Paranoia has been interpreted differently by psychiatry and psychoanalysis. The concept first appeared in psychiatry and, at first, was simply supposed to be a form of dementia.
Over time, psychiatry has rejected this concept as a diagnostic entity; partly because paranoia has begun to be part of some mental disorders, especially schizophrenia. Thus, it ceased to be a separate entity and became almost a symptom of other pathologies. Today, what seems most, according to the DSM, is the syndrome. “
- In psychoanalysis something very different has happened.
- In principle Sigmund Freud approached it as a form of neurosis derived from obsession; later.
- Particularly with the Schreber case.
- He realized that it was a psychosis.
- Aimée case: cured paranoia.
?” what has been abolished inside goes back to the outside” – Sigmund Freud-
The word paranoia comes from the Greek root ‘Para’, which means ‘next to’ or ‘next to’; and the word ‘noev’, which means to think or understand. Thus, due to its etymology, paranoia is something like “having a parallel thought. ” The first to speak of it was Hippocrates.
For a long time, the word paranoia was used as synonymous with madness. Germany’s Kahlbaum was the first to refer to it as a separate entity in 1863. Kraft-Ebing further developed the concept and in 1879 described it as a “madness that essentially refers to judgment and reasoning.
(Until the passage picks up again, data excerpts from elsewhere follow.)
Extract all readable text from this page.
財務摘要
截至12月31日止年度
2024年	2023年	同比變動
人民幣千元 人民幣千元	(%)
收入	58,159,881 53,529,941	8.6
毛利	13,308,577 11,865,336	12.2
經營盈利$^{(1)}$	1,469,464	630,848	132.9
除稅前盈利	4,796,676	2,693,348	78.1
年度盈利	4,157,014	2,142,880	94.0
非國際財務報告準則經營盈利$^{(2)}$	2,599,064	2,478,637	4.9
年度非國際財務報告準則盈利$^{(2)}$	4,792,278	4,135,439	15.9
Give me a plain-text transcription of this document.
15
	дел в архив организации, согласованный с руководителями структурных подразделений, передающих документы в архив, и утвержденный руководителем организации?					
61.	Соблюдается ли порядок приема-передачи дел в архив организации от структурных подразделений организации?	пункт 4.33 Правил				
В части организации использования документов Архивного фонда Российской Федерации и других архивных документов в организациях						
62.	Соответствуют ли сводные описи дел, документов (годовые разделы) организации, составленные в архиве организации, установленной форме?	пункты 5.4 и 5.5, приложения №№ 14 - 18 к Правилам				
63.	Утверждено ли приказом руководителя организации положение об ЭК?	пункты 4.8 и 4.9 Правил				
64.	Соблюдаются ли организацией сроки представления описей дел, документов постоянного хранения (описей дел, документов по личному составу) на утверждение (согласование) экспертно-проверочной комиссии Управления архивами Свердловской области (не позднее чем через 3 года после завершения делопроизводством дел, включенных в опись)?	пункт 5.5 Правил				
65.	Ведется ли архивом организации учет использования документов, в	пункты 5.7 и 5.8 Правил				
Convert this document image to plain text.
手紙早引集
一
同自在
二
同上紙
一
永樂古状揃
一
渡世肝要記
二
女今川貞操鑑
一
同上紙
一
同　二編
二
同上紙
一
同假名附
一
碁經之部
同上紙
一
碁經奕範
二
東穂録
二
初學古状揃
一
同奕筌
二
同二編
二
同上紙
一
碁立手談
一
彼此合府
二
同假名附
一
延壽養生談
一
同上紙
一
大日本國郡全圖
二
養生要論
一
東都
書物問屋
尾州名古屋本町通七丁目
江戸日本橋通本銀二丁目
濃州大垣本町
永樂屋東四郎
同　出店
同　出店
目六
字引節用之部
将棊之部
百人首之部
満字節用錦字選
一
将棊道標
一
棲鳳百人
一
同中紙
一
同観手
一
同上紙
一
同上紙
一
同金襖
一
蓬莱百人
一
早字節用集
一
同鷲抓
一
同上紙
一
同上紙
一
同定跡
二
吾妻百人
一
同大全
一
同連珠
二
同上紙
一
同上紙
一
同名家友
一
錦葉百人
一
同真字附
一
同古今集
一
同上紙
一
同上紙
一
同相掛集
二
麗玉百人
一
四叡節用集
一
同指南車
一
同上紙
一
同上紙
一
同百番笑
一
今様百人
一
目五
There were other attempts to describe this problem, but finally the concept of Kraepelin was imposed in 1889, which from that moment assumed the meaning of a type of disorder in which there are delusions, without any other significant psychopathology. he was present until 1987, when he was replaced by “delirant disorder” or “paranoid disorder. “
Sigmund Freud spoke for the first time of paranoia, without being able to conceptualize it completely, in his book The Defense of Neuropsychosis (1894). Freudian psychoanalysis mainly dealt with neurosis. Freud initially associated paranoia with the projection mechanism; then he did not proceed conclusively.
Neisser has defined a fundamental aspect of how psychoanalysis treats the paranoid phenomenon, noting that it is, in essence, “a unique way of interpreting”. The paranoid feels that everything he observes and hears, one way or another, refers to him. .
Jacques Lacan, on the other hand, went much further in the matter. In a 1958 text, in which he refers to the Schreber case, addressed by Freud, Lacan defines paranoia as “the identification of one benefit rather than the other”.
Lacan is enigmatic and difficult to understand. Let’s say your statement is equivalent to the slogan of paranoia: “The other takes advantage of me. “Jacques Lacan literally says: “He [the paranoid] offers himself as support to God or the Other to enjoy his passivation. “
Paranoid in psychoanalysis is not just a suspicious person, as is often thought of in popular culture. Whoever is affected by this problem assumes two hypotheses: first, what kind of “bad”?Cruelty was triggered and that he would be a victim. And second, what happens in the world is linked in some way.
The paranoid interprets the world from these two hypotheses and an illusion. Delirium is an irrational story. In paranoia, this story has to do with a form of evil that wants to turn a person into a victim. “Evil spirits take over my mind,” for example. Either the Martians or the devil.
In this state, a person interprets the facts of history to which his mind gave life, so losing an object, for example, would be proof that these spirits, Martians or demons, or anything else, play with him or torment him.
As Lacan points out, the slogan appears: “The other takes advantage of me. As a result, he feels completely “passed out. ” He attributes what’s going on in his life: “It wasn’t me, it was the Other. “This belief and illusion ranges from relatively simple situations, such as jealousy, to states with more serious consequences, as in the case of Aimée.